The calculation was performed using the following code:

  DECLARE @predStart DATETIME =  '20140615 00:00:00.000'
  DECLARE @predEnd DATETIME = '20140616 00:00:00.000'

  DECLARE @stepStart DATETIME = '20140614 00:00:00.000'
  DECLARE @stepEnd DATETIME = '20140618 00:00:00.000'

  DECLARE @predRange FLOAT = DATEDIFF(ms, @predStart, @predEnd)
  DECLARE @stepRange FLOAT = DATEDIFF(ms, @stepStart, @stepEnd)

  DECLARE @F FLOAT = @predRange / @stepRange;

  DECLARE @avg_range_rows FLOAT = 100.3333
  DECLARE @distinct_range_rows INT = 3
  DECLARE @EQ_ROWS INT = 0

  SELECT @F AS 'F'

  --for new cardinality estimator

  SELECT @EQ_ROWS + @avg_range_rows * (@F * (@distinct_range_rows - 1) + 1) AS [new_card]

After calculating, I got the following results:

enter image description here

According to the formula, it turned out 150.5, but the optimizer estimates the predicate at 225.75 rows, and if you change the upper border of the predicate to ‘20140617’, the optimizer will already evaluate 250.833 rows, while using the formula we get only 200.6666 rows.

Please tell me, how does Cardinality Estimator evaluate in this case, maybe I made a mistake somewhere in my understanding of the quoted formulas?

Best Answer

SQL Server uses different calculations in different situations. Your example is different from the linked Q & A because your range is entirely contained within a step; it does not cross a step boundary. It is also an interval with two ends rather than one. Writing BETWEEN is the same as writing two separate predicates with >= and <=.

Interval with two boundaries, within a single step

The formula is modified to perform linear interpolation within the step for the number of distinct values expected, and reflect that two range endpoints are now specified (and assumed to exist within the histogram step) rather than one.

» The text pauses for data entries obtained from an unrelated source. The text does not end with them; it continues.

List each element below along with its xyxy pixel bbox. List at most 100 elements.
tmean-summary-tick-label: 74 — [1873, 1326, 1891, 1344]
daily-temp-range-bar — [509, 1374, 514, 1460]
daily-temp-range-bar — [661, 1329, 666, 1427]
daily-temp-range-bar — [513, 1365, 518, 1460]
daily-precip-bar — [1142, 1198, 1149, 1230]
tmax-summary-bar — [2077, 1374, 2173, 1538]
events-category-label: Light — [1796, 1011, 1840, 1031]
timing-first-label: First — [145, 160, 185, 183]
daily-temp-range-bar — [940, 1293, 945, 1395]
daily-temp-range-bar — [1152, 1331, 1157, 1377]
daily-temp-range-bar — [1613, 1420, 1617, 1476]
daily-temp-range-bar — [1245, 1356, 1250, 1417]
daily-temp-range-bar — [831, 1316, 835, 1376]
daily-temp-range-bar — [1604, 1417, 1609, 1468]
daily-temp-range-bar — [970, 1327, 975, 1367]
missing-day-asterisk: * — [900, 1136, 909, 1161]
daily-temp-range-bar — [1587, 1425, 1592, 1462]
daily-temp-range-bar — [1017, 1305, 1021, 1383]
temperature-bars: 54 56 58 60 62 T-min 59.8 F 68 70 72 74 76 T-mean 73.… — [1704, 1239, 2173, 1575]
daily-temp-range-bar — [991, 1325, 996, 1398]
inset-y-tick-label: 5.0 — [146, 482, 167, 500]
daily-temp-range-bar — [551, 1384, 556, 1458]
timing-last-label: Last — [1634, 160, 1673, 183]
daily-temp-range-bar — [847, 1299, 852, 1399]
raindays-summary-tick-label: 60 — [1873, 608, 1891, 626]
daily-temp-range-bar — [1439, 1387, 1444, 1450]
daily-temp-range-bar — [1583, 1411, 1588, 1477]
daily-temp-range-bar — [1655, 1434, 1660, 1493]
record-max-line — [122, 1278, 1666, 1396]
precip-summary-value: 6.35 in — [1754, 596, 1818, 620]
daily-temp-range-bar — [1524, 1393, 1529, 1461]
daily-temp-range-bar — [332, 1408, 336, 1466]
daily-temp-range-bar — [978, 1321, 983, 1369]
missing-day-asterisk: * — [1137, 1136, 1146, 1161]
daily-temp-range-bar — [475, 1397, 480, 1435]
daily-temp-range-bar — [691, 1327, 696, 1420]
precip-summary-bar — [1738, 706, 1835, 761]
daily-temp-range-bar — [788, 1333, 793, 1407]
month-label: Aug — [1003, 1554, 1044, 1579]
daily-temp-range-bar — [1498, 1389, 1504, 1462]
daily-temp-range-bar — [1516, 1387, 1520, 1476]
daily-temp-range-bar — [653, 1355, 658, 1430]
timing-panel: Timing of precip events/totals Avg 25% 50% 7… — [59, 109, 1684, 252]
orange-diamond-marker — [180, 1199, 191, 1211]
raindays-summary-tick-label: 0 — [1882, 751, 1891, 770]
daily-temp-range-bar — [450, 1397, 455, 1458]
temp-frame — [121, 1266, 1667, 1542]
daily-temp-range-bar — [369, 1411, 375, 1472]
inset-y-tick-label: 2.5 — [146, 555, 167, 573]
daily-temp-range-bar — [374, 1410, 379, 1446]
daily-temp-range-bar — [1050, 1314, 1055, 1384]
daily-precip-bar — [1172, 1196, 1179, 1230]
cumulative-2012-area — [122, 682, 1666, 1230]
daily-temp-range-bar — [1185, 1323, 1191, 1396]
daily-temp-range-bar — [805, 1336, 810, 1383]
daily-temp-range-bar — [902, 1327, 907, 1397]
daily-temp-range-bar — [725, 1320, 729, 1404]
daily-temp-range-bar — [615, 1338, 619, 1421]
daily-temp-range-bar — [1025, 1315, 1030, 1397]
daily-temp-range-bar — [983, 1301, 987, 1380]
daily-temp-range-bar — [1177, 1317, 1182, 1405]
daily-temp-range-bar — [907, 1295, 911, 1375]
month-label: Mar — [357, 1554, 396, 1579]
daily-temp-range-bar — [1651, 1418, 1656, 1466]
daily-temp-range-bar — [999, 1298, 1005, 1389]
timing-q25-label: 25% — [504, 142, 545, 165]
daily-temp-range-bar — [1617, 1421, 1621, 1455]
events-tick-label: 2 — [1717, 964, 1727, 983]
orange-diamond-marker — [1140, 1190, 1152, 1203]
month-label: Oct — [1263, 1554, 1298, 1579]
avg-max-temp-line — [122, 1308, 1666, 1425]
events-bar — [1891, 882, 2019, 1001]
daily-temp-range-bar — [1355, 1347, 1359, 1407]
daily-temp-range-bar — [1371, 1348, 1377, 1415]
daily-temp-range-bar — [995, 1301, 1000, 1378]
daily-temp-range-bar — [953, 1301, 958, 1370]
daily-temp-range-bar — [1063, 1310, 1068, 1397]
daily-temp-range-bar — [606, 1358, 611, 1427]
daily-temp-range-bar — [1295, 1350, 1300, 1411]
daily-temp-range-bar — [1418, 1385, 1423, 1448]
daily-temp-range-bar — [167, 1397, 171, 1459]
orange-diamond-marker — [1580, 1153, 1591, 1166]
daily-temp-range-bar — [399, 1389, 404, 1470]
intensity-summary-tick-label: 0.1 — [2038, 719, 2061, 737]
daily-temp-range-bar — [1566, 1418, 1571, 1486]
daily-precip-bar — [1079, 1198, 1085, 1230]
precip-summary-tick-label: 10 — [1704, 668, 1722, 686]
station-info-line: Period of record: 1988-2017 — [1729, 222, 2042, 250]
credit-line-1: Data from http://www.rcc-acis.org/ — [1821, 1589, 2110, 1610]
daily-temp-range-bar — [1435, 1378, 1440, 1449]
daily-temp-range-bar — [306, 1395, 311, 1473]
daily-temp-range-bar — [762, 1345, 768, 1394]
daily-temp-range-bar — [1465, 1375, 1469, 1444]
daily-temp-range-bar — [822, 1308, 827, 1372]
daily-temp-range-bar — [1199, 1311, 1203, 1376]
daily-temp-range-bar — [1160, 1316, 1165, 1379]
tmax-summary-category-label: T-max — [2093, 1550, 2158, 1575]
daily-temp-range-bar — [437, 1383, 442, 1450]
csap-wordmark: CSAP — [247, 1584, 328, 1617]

Using the histogram steps given in the question:

question histogram steps

For the query with BETWEEN '20140615' AND '20140616', the calculation is:

DECLARE
    @Q1 float = CONVERT(float, CONVERT(datetime, '2014-06-15')),
    @Q2 float = CONVERT(float, CONVERT(datetime, '2014-06-16')),
    @K1 float = CONVERT(float, CONVERT(datetime, '2014-06-14')),
    @K2 float = CONVERT(float, CONVERT(datetime, '2014-06-18')),
    @RANGE_ROWS float = 301,
    @DISTINCT_RANGE_ROWS float = 3;

DECLARE
    @S1 float = (@Q1 - @K1) / (@K2 - @K1),
    @S2 float = (@Q2 - @K1) / (@K2 - @K1);

DECLARE
    @F float = @S2 - @S1;

DECLARE
    @AVG_RANGE_ROWS float = @RANGE_ROWS / @DISTINCT_RANGE_ROWS;

SELECT
    @AVG_RANGE_ROWS * ((@F * (@DISTINCT_RANGE_ROWS - 2)) + 2);

...giving 225.75. Changing @Q2 from '20140616' to '20140617' gives a result of 250.833.

Both results match those given in the question.